Bedreddin Mahir
29 Mart 2008
29 Mart 2008
20. Arap zirvesi, (29-30 Mart 2008) Suriye’nin başkenti Şam’da toplandı. Bölgemizin ciddi sorunlardan geçtiği bir kesitte, Arap aleminin derin bir bölünme içinde olduğu, ABD-İsrail müdahalelerinin, tehdit, baskı işgal ve dayatmalarının en dorukta olduğu bir kesitte Arap zirvesi, Arapların içler acısı siyasal hallerini yansıtan bir tabloyla toplandı.
Zirvenin Suriye’de bağlanmasına pervasız müdahalelerle karşı çıkan ABD, Arap gericiliğinin baş aktörleriyle, son ana kadar kararsızlık içindeki Arap liderlerinin katılımını engelleme çabalarını sürdürdüler; ABD başkanı ve bakanlarının kararsız Arap liderlerine zirvenin toplanma gününe Beyaz Saray’da verdikleri buluşma randevusu dahil (Bahreyn kralıyla görüşme), Dışişleri bakanı Condoleezza Rice‘ın bölgeyi aniden ihdas edilen gezisiyle zirveye katılımları engelleme çabası, akıllara ziyan bir çirkinlikle sergilenmeye devam etti; Filistin yönetimi lideri Mahmut Abbasa’nın, zirve toplantıları ortasına denk gelen görüşme randevusunun verilmesi ve buna mecbur bırakılması, bölgemizde insanı çileden çıkaran onur kırıcı süreçleri göstermesi açısından hayretle izlenmektedir.

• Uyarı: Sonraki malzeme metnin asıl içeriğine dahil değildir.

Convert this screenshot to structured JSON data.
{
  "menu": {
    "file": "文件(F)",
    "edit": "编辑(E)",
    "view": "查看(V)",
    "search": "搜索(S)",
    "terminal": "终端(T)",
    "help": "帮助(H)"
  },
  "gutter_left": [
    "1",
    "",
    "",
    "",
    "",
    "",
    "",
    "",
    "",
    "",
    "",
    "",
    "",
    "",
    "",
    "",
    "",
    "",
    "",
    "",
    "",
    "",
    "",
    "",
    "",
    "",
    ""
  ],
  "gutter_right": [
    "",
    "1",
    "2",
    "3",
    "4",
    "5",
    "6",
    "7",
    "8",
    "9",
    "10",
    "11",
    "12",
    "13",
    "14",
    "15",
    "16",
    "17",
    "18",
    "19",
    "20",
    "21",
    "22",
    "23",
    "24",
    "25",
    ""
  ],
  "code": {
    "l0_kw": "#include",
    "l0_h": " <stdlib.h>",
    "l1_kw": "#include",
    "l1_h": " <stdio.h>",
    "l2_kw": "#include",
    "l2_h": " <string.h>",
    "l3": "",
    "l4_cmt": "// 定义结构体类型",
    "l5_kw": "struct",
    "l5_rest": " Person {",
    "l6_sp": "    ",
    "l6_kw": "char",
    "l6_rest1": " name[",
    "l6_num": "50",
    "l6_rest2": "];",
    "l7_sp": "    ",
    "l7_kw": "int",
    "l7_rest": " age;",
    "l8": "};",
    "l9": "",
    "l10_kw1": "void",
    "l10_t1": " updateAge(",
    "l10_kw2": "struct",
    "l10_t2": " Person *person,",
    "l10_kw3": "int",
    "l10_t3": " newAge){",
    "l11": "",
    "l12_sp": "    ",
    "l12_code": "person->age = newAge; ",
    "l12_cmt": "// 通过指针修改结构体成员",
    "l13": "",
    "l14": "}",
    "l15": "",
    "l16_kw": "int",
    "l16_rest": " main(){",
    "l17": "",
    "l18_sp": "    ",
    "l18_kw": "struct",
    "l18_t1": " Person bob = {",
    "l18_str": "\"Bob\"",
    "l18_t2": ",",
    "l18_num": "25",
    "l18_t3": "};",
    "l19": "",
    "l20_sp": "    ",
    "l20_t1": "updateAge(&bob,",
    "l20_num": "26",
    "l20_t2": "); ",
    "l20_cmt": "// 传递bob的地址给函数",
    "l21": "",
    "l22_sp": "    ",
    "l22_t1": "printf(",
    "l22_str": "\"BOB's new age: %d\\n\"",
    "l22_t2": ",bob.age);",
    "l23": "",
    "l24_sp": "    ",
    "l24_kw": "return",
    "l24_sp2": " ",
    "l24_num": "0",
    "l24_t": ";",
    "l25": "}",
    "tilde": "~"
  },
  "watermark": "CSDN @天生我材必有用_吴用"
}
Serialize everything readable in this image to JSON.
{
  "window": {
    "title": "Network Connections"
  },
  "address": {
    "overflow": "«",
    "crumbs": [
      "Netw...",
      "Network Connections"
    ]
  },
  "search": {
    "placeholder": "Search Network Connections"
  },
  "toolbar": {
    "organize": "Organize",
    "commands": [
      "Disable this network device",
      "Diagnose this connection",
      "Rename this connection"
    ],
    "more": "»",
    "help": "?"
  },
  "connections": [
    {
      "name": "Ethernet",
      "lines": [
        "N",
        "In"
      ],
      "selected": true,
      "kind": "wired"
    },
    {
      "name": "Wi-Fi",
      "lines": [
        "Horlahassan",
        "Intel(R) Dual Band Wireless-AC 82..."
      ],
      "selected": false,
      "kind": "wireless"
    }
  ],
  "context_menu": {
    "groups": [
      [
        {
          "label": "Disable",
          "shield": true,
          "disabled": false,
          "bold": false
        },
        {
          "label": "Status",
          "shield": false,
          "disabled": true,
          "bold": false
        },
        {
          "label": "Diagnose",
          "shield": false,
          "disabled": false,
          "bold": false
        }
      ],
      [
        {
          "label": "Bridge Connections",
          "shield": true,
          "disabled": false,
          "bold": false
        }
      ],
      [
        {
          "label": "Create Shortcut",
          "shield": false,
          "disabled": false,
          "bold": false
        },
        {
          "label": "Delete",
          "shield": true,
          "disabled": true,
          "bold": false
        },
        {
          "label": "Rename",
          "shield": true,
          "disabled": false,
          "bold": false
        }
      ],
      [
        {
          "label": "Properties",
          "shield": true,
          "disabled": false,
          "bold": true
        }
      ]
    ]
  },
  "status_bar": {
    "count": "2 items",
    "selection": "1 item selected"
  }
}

Her türlü Bizans oyununun yapıldığı bir koşulda zirveyi toplamak, bölgemizin anti-emperyalist direnme güçleri için bir başarı olarak tecelli etmiş oldu.
Zirveye katılan belli başlı liderler, Arap ulusunun bağımsız kararında direnen, haklarını korumak için ABD’ye boyun eğmeyen, Filistin direnişini destekleyen, komşuları ve özellikle İran’la iyi ilişki kurmak isteyen, Irakta halkın direnişinden yana olan, Lübnan’da ilerici güçlerden taraf olduğunu ilan edip, İsrail’e karşı tutum alan liderlerdi; Cezayir, Libya, Sudan bunlar arasında önde gelen ülkelerdi. 1970’li yılların Red cephesini hatırlatan bu güçlerin bir araya gelişi, yakın gelecekte bölgemizle ilgili stratejik kararlarda ortaya çıkacak saflaşmanın da sinyallerini verir gibidir.
Zirveye katılmayan Suudi Arabistan, Mısır, Ürdün gibi ülkeler ise, ABD’nin dayatmalarına boyun eğen ve bu boy eğişten halkını zül (onursuzluk) içinde tutmaktan başka bir şey kazanmayan ülkeler olmuştur; Enver Sedat önderliğindeki Mısır’ın, İsrail’le 1977 Camp David anlaşmasından bu yana, ABD ile İsrail’le uyuşma çabasından sürekli zararla çıkan ve hiçbir sonuç elde etmeyip barışa ait tüm etkinliklerini kaybeden bu ülkelerin, bölgemiz dengesinde manda (korunma) ister konumdaki siyasal eğilimleri, tüm çirkinliğiyle zirveye karşı takındıkları uydu tutumlarla açığa çıkmıştır.
Suriye Dışişleri Bakan yardımcısı Faysal Mikdad, “ABD virüsü olmadan toplanan ilk Arap zirvesidir” diye yaptığı espri, gerçeği tam yansıtmasa da zirve öncesi çekilen zorlukları anlatması açısından önemle hatırlanacaktır.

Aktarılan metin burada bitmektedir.